AUC to assess the performance of mortality risk prediction of models (LR, SVM, GBDT, NN, and MRPMC) in a SFV cohort, b OV cohort, and c CHWH cohort, respectively. Source data are provided as a Source Data file. Kaplan–Meier curves indicating overall survival of patients with high and low mortality risk in d SFV cohort, e OV cohort, and f CHWH cohort, respectively. The tick marks refer to censored patients. The dark red or blue line indicates the survival probability, and the light red or blue areas represent the 95% confidence interval of survival probability (p < 0.0001). AUC area under the receiver operating characteristics curve, SFV internal validation cohort of Sino-French New City Campus of Tongji Hospital, OV Optical Valley Campus of Tongji Hospital, CHWH The Central Hospital of Wuhan, LR logistic regression, SVM support vector machine, GBDT gradient boosted decision tree, NN neural network, MRPMC mortality risk prediction model for COVID-19.

Fig. 4. Statistical analysis of features included in models.

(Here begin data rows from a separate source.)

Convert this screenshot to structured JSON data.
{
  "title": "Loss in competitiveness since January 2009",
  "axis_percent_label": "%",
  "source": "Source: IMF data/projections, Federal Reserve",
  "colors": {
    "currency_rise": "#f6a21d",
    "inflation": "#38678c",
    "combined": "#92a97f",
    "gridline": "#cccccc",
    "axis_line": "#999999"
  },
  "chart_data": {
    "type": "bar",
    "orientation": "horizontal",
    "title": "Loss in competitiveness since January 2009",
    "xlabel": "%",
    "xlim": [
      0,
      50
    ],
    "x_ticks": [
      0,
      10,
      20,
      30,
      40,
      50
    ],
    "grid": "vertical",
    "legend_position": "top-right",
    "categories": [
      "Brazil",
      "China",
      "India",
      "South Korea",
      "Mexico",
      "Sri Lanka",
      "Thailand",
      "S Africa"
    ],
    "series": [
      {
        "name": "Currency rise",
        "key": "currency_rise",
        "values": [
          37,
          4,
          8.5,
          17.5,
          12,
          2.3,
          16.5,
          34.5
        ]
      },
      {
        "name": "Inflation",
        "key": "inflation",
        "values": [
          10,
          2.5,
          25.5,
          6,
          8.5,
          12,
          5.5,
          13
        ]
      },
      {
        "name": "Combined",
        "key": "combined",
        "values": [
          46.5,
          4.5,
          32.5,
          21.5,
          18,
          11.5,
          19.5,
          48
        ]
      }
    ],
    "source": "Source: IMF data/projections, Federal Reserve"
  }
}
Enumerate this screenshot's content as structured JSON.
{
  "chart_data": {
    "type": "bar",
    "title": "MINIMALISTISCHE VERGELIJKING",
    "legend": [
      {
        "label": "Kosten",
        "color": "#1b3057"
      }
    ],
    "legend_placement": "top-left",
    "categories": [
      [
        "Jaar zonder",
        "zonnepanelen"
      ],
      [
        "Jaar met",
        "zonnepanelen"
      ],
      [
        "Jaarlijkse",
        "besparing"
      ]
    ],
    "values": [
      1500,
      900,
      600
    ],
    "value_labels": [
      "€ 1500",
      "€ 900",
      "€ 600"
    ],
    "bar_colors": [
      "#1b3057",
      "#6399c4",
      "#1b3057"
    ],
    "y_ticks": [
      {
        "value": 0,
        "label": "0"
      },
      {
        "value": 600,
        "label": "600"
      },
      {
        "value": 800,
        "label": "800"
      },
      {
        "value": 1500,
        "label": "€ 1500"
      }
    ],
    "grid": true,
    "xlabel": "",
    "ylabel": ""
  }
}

a Heatmap representing the correlation between continuous features included in MRPMC using Spearman’s correlation coefficient. The colors in the plot represent the correlation coefficients. The redder the color, the stronger the positive monotonic relationship. The bluer the color, the stronger the negative monotonic relationship. The size of the circle represents the absolute value of the correlation coefficient, where a larger circle represents a stronger correlation. The numbers in the lower triangle represent the value of correlation coefficient. b Scaled importance rank of all features included in MRPMC for identifying high mortality risk COVID-19 patients included in the models. The size of circles represents the value of relative importance. The different color of circles represents the feature importance in different models. c Box and jitter plots showing distribution of continuous features included in MRPMC between deceased patients (n = 254) and discharged patients (n = 1906). The center line represents the median of the feature. Box limits represent upper and lower quartiles. Whiskers represent 1.5 times interquartile range. Gray points represent outliers. The median [IQR] of the features shown in Fig. 4c were listed in Supplementary Table 4. Wilcoxon test was used in the univariate comparison between groups and a two-tailed p < 0.05 was considered as statistically significant. ***p < 0.001. Source data are provided as a Source Data file. MRPMC mortality risk prediction model for COVID-19, ALB albumin, SpO₂ oxygen saturation, BUN blood urea nitrogen, RR respiratory rate, LYM lymphocyte count, PLT platelet count, No. comorbidities number of comorbidities, CKD chronic kidney disease, IQR interquartile range.